Célia Bertin cite quelques lettres échangées entre Freud et le Dr. Laforgue, un de ces premiers psychanalystes français, dans lesquelles ce dernier demandait à Freud de bien vouloir accepter Marie Bonaparte en analyse, non sans qu’elle-même d’ailleurs pose ses conditions (celle par exemple d’être reçue par lui deux fois par jour).

Il lui écrivait :

« C’est essentiellement pour des raisons didactiques que cette dame voudrait aller vous voir. Elle a selon moi un complexe de virilité prononcé et d’autre part de nombreuses difficultés dans la vie, si bien que l’analyse serait de toute façon indiquée. »

Je ne sais pas si Célia Bertin brode un peu trop sur la réalité des amours transférentielles de Freud et de Marie Bonaparte, mais ce n’est pas certain. Elle écrit :

« Découvrir une princesse qui correspondait si bien à un rêve de jeunesse touchait Freud. Il avait surnommé « Princesse » au début de leurs relations, celle qui devint quelques années plus tard, Madame Sigmund Freud. « Princesse », c’était pour Marie comme un nom familier ». Pour Freud, « Prinzessin » était un mot qui lui plaisait, sans doute comme dans les contes de son enfance.

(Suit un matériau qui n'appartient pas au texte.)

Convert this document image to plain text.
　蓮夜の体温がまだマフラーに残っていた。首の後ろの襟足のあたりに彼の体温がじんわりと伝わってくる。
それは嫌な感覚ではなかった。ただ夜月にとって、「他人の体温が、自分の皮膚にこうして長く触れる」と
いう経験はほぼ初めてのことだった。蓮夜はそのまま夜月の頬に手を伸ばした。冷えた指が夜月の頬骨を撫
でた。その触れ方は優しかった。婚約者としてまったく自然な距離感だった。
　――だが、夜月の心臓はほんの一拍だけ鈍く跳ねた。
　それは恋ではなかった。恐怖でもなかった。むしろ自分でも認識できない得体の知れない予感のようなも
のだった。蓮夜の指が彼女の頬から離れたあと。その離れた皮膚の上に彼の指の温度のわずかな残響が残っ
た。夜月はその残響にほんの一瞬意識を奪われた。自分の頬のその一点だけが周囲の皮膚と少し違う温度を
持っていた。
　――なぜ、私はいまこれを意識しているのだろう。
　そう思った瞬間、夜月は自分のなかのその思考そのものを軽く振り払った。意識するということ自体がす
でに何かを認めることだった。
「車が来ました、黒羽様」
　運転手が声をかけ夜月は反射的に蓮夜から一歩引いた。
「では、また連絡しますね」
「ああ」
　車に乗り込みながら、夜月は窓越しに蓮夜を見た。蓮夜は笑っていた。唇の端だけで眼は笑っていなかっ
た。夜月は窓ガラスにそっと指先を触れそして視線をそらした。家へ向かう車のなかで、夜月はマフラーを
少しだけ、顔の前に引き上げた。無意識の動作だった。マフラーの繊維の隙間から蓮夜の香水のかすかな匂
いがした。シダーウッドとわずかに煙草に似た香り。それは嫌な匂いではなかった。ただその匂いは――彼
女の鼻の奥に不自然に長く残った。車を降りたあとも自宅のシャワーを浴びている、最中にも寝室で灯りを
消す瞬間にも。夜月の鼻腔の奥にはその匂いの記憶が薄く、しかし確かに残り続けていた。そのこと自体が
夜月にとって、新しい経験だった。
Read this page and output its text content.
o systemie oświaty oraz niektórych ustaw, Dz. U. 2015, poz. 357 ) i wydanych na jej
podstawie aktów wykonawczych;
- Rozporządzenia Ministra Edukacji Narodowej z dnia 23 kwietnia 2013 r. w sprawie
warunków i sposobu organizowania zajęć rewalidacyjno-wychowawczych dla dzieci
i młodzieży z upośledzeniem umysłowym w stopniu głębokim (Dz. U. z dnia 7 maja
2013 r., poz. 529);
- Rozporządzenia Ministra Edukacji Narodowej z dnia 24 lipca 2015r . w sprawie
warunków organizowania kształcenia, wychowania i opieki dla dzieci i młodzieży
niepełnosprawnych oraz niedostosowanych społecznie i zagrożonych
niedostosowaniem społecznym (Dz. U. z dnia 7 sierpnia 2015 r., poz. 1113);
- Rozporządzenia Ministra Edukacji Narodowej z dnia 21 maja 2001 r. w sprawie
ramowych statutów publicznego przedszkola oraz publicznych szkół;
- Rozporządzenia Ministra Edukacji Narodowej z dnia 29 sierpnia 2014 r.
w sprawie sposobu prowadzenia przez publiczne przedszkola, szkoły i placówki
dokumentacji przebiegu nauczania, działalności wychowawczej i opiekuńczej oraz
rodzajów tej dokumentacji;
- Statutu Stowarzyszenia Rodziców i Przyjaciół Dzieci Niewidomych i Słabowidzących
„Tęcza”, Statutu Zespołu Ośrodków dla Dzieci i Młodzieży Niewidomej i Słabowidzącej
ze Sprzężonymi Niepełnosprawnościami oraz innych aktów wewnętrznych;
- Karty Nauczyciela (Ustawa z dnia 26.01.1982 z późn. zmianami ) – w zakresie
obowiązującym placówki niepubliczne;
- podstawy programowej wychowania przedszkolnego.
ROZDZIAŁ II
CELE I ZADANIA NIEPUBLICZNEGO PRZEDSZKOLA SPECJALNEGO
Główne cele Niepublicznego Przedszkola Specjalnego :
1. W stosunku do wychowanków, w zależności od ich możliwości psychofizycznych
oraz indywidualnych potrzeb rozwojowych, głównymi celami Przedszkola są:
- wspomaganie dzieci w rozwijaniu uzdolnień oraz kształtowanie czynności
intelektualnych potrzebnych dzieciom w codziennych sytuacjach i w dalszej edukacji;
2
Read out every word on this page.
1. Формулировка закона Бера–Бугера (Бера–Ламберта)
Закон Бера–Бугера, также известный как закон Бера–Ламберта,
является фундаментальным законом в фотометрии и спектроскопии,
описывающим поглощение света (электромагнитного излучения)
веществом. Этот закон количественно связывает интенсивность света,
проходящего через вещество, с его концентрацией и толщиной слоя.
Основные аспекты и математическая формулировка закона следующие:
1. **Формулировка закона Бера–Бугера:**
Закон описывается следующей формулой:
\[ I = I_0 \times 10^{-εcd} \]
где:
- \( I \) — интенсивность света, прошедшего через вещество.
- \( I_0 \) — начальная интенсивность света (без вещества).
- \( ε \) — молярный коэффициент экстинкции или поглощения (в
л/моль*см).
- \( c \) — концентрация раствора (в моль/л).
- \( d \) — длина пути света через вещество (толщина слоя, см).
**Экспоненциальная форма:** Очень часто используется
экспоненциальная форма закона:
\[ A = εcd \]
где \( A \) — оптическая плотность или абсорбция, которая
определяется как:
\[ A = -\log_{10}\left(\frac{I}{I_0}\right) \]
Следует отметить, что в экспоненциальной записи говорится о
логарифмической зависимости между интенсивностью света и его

Mais il n’y avait pas que cette sympathie réciproque, Freud espérait grâce à Marie développer la psychanalyse en France. « Il y a en moi un disciple qui ne fléchira pas » l’assura-t-elle.

Elle avait enfin trouvé le père idéal, celui qui dépassait ses espérances.

On ne peut que regretter que, malgré son dévouement à la cause analytique et à Freud, elle ait éprouvé une haine aussi solide à l’égard de Jacques Lacan. Elle le traitait de « fou » ou encore de « paranoïaque ». Cela laisse penser, je fais cette hypothèse, que son vigoureux complexe de virilité était encore puissamment à l’œuvre, malgré son analyse avec Freud. Ce qui ne pouvait que l’entraîner à lutter de toutes ses forces contre cet homme, un objet rival, qui, de plus, prétendait effectuer « un retour à Freud », il est vrai avec l’appui de la linguistique.

De cette lutte sans merci qu’elle lui a livré nous avons quelques échos dans cette biographie. Je dois dire que cela m’a intéressé de retrouver dans cette histoire de la psychanalyse en France, les points de vue des détracteurs de Lacan, notamment à propos de la question de ses « séances courtes » et que l’on devrait plutôt qualifier de séances à durée variable.

En bref, une lecture qu’on ne peut que conseiller. Un documentaire qui a été tiré de ce livre est également très bien fait. Il a pour titre « Princesse Marie ».

Ce livre m’a donné envie de reprendre, à partir de ce que cette Princesse nous en indique, cliniquement, cette question si épineuse de la frigidité. Je réaliserai ce projet, sous peu.